Monday, June 15, 2009

dan graham.

on a recent visit to the museum of contemporary art in los angeles, we had the chance to see a dan graham exhibit.

much of his work is based on mirror-based sculptures (like this) but my favorite pieces looked at ordinary objects and layouts (like suburban tract homes) and to really examine how repetition of the same thing over and over and over can be both extremely banal yet beautiful.

(which can be said for the mirror images as well, if you put one mirror across from another to produce an accordion effect. or these videos, where one film begets the other.)

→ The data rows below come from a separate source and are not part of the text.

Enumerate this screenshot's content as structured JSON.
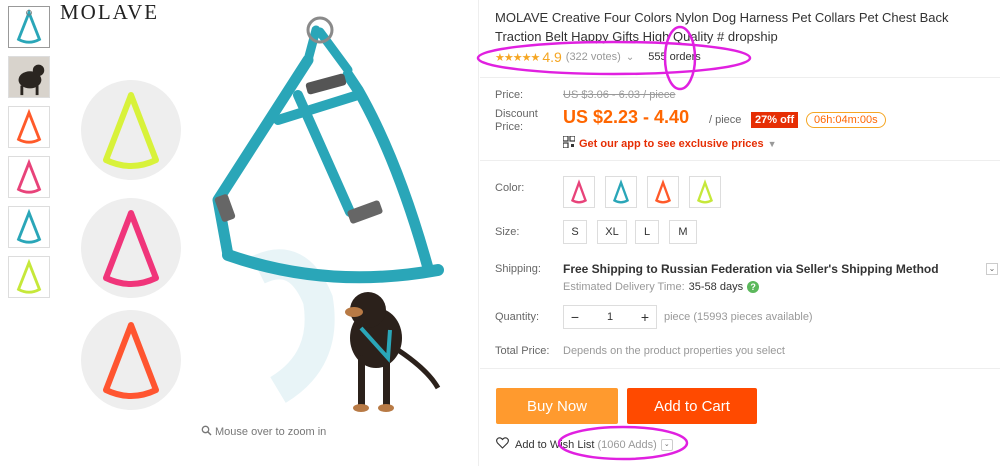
{
  "gallery": {
    "brand": "MOLAVE",
    "zoom_hint": "Mouse over to zoom in",
    "thumbnails": [
      "blue-harness",
      "dog-photo",
      "orange-harness",
      "pink-harness",
      "blue-harness",
      "yellow-harness"
    ]
  },
  "product": {
    "title": "MOLAVE Creative Four Colors Nylon Dog Harness Pet Collars Pet Chest Back Traction Belt Happy Gifts High Quality # dropship",
    "rating": "4.9",
    "stars": "★★★★★",
    "votes": "(322 votes)",
    "orders": "555 orders"
  },
  "price": {
    "label": "Price:",
    "original": "US $3.06 - 6.03 / piece",
    "discount_label": "Discount Price:",
    "discount": "US $2.23 - 4.40",
    "per_piece": "/ piece",
    "off_badge": "27% off",
    "timer": "06h:04m:00s",
    "app_promo": "Get our app to see exclusive prices"
  },
  "options": {
    "color_label": "Color:",
    "colors": [
      "#e8437a",
      "#2aa6b8",
      "#ff5a2a",
      "#c6e83a"
    ],
    "size_label": "Size:",
    "sizes": [
      "S",
      "XL",
      "L",
      "M"
    ]
  },
  "shipping": {
    "label": "Shipping:",
    "text": "Free Shipping to Russian Federation via Seller's Shipping Method",
    "delivery_label": "Estimated Delivery Time:",
    "delivery_days": "35-58 days"
  },
  "quantity": {
    "label": "Quantity:",
    "value": "1",
    "available": "piece (15993 pieces available)"
  },
  "total": {
    "label": "Total Price:",
    "text": "Depends on the product properties you select"
  },
  "actions": {
    "buy_now": "Buy Now",
    "add_to_cart": "Add to Cart",
    "wish_label": "Add to Wish List",
    "wish_adds": "(1060 Adds)"
  },
  "colors": {
    "annotation": "#e020e0",
    "harness_blue": "#2aa6b8",
    "accent_orange": "#ff6600",
    "cart_red": "#ff4a00"
  }
}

i can't find the particular film online, but he also juxtaposed young punk rockers slam dancing at a black flag show to psychedelic hippie music, drawing parallels between the events to show how both had an overwhelming sense of driving passion and community and immediacy of living in the present-tense. they mirrored each other with completely different results, but with the same philosophy behind them.

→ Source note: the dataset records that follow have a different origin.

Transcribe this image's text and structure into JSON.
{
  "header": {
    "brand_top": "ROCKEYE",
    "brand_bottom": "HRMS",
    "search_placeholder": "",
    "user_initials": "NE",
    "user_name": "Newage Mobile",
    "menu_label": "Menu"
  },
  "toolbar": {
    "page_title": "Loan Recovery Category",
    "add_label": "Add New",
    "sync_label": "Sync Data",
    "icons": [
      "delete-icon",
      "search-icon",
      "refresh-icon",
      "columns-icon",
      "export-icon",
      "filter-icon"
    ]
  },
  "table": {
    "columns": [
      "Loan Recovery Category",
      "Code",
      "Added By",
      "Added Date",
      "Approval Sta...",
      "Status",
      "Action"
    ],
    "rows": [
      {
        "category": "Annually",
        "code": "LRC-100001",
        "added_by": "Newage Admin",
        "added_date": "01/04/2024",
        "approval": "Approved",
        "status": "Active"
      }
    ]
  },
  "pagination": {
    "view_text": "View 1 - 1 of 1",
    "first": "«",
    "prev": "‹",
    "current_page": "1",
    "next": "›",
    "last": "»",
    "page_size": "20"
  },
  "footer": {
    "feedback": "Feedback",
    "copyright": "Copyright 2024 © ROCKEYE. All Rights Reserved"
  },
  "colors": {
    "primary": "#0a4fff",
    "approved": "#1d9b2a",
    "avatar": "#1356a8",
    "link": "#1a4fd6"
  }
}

one thing reiterated during these films was the 60s slogan, "be here, now." to be truly creative, you have to allow your brain to be completely immersed and focused on what it is you're doing, even if it's thinking about something else for inspiration. with worries and distractions clouding your head it's going to be hard to find/allow yourself the time to paint or write or craft or make music. meditate a little, realize how important it is to make time for yourself, and do it. on the same token, doing things like making a collage (see decoupage post) can be soothing, opening your mind to sort through all those thoughts and doubts in a broader, unrestricted way (similar to stargazing, i think).

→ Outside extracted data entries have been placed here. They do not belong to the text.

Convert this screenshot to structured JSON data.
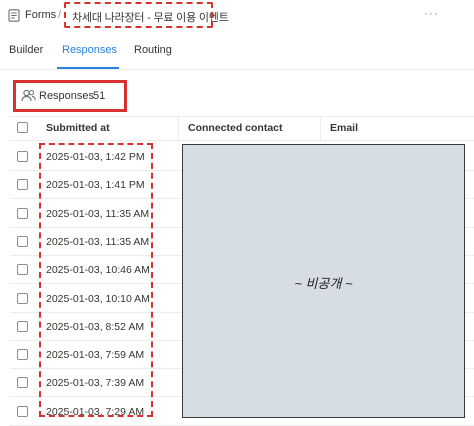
{
  "breadcrumb": {
    "forms_label": "Forms",
    "separator": "/",
    "form_title": "차세대 나라장터 - 무료 이용 이벤트"
  },
  "more_label": "···",
  "tabs": [
    {
      "label": "Builder",
      "active": false
    },
    {
      "label": "Responses",
      "active": true
    },
    {
      "label": "Routing",
      "active": false
    }
  ],
  "responses": {
    "label": "Responses",
    "count": "51"
  },
  "table": {
    "columns": [
      "Submitted at",
      "Connected contact",
      "Email"
    ],
    "rows": [
      "2025-01-03, 1:42 PM",
      "2025-01-03, 1:41 PM",
      "2025-01-03, 11:35 AM",
      "2025-01-03, 11:35 AM",
      "2025-01-03, 10:46 AM",
      "2025-01-03, 10:10 AM",
      "2025-01-03, 8:52 AM",
      "2025-01-03, 7:59 AM",
      "2025-01-03, 7:39 AM",
      "2025-01-03, 7:29 AM"
    ]
  },
  "redaction_label": "~ 비공개 ~",
  "colors": {
    "accent": "#2783de",
    "annotation": "#d9322e",
    "redaction_fill": "#d6dee4"
  }
}
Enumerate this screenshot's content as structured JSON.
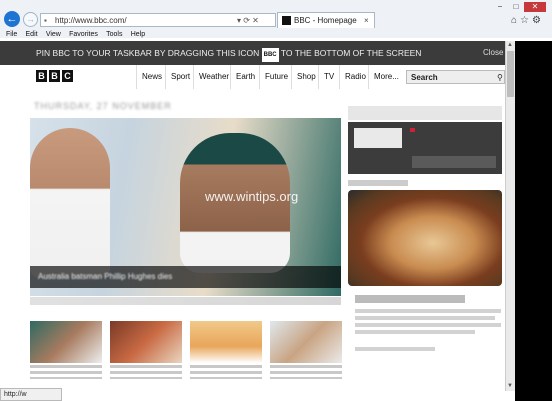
{
  "browser": {
    "address": "http://www.bbc.com/",
    "address_tools": "▾ ⟳ ✕",
    "tab_title": "BBC - Homepage",
    "tab_close": "×",
    "menu": [
      "File",
      "Edit",
      "View",
      "Favorites",
      "Tools",
      "Help"
    ],
    "window_controls": [
      "−",
      "□",
      "✕"
    ],
    "right_tools": "⌂☆⚙",
    "status_text": "http://w"
  },
  "banner": {
    "text_before": "PIN BBC TO YOUR TASKBAR BY DRAGGING THIS ICON",
    "icon_text": "BBC",
    "text_after": "TO THE BOTTOM OF THE SCREEN",
    "close_label": "Close"
  },
  "bbc": {
    "logo": [
      "B",
      "B",
      "C"
    ],
    "nav": [
      "News",
      "Sport",
      "Weather",
      "Earth",
      "Future",
      "Shop",
      "TV",
      "Radio",
      "More..."
    ],
    "search_label": "Search",
    "date_label": "THURSDAY, 27 NOVEMBER",
    "hero_caption": "Australia batsman Phillip Hughes dies",
    "watermark": "www.wintips.org"
  },
  "colors": {
    "banner_bg": "#3b3b3b",
    "ie_blue": "#1d74d3",
    "close_red": "#c7383a"
  }
}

i've been reading chapters from a book called "time management for the creative person" by lee silber. (at first, the read was pretty cheesy and i resented that this author was typecasting me with certain traits...but the more i read, the more i realize he's right. definitely recommended if you can get past the first chapter.) in any case, this particular passage got me last night, because very often i just sit there, waiting for a muse to hit so i can have an excuse to pick up the guitar or sew something or take a new photo. and when that muse doesn't come, for days or months or years even, it's extremely frustrating and it's blamed on a sort of "writer's block." now i understand i'm going about it the wrong way. the muse is never going to come if i don't invite it through some sort of active medium.

silber says:

many times action precedes motivation, not the other way around. the motivation to do something comes from within. it is a mistake to wait for inspiration to being working on something. working on it will provide the spark that lights the fire.

"the great composer does not set to work because he is inspired, but becomes inspired because he is working. beethoven, bach, and mozart settled down day after day to the job at hand with as much regularity as an accountant settles down each day to his figures. they didn't waste time waiting for inspiration," ernest newman said. it's true for any creative. experienced and successful creative people don't believe as much in inspiration as they do in perspiration and self-motivation.